The state of Colorado is refusing to pay part of El Paso County Health Department's annual $40,000 grant, because the department refuses to destroy records of people who have tested negative for HIV.
The department's director, Dr. John Muth, argues that HIV test results, like the negative and positive results of other tests, should be kept. He rightly claims that the records could be useful to testees at some point in the future, and that they are also useful to the state in tracking the course of the infection in the population.
But the manager of the state's HIV program, Mary Kay Myers, counters that destroying negative results helps reassure people who might otherwise be nervous about being tested.
While I don't know anything personally about Dr. Muth, I don't think his argument is necessarily a cover for AIDS-phobia. To someone who looks at disease from the "public health" angle, it looks like a terrible mistake to be throwing away any negative test results, when those results could be used later to narrow down the time when some individual first contracted HIV. If they tested negative in June, and positive in December, that negative test might be crucial data in tracking the spread of the disease.
But the way a public health official looks at disease might be different from the way an individual looks at it. Whether you test positive or negative for HIV, that data, and your health, become part of the public health bureaucracy, and you can hope and pray, and maybe vote and lobby, for a wise use of the information. But everyone's idea of "wise use" is different, so some people are bound to be dissatisfied with their treatment.
I don't think there is a universal right answer to the question of whether to keep negative test results or not. It's a judgement call based on one's appraisal of how trustworthy the political process is and how much mileage health officials will get out of the data. Dr. Muth should take notice of the number of people who use pseudonyms when getting tested as an indicator of just how controversial that judgement is.
Instead of a financial tug-of-war between El Paso and the State, Myers and Muth should ask the people in question -- each person being tested -- what they want done with their test results.
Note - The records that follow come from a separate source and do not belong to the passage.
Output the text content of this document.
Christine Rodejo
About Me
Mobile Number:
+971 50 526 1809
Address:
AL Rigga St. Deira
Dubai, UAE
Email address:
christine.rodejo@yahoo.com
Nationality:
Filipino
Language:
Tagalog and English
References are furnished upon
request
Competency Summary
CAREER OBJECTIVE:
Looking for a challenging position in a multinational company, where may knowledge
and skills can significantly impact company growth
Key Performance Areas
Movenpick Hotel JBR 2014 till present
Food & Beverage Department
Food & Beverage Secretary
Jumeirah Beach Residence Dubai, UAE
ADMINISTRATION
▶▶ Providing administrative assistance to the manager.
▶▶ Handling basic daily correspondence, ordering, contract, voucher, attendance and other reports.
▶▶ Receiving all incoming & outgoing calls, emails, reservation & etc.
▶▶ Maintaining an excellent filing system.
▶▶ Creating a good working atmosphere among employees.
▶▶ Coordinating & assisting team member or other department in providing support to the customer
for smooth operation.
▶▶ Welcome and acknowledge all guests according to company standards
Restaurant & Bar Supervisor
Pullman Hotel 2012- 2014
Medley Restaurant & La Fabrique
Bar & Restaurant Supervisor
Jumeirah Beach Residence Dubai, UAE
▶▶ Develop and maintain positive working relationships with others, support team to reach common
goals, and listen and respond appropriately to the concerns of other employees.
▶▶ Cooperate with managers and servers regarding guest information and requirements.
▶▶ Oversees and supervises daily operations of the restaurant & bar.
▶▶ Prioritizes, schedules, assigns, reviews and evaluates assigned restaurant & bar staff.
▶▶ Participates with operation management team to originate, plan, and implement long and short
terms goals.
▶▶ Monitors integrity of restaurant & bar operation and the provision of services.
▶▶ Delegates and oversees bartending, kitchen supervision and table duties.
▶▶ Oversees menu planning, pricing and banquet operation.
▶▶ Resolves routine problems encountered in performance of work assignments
People who do not want their results, positive or negative, to be part of the public record ought to have that right. But I think at least some people, when told about the benefits of carefully controlled public records, will agree to help the fight against AIDS by taking that risk with their right to privacy.
Individual medical and privacy decisions should be considered more important than the decisions of public health officials. The weighing of risk, longevity, quality of life, privacy, and other factors is crucial and intensely personal. We can not allow a single agency to make cookie-cutter decisions for millions of people that have different moral, religious, and personal feelings about life and death.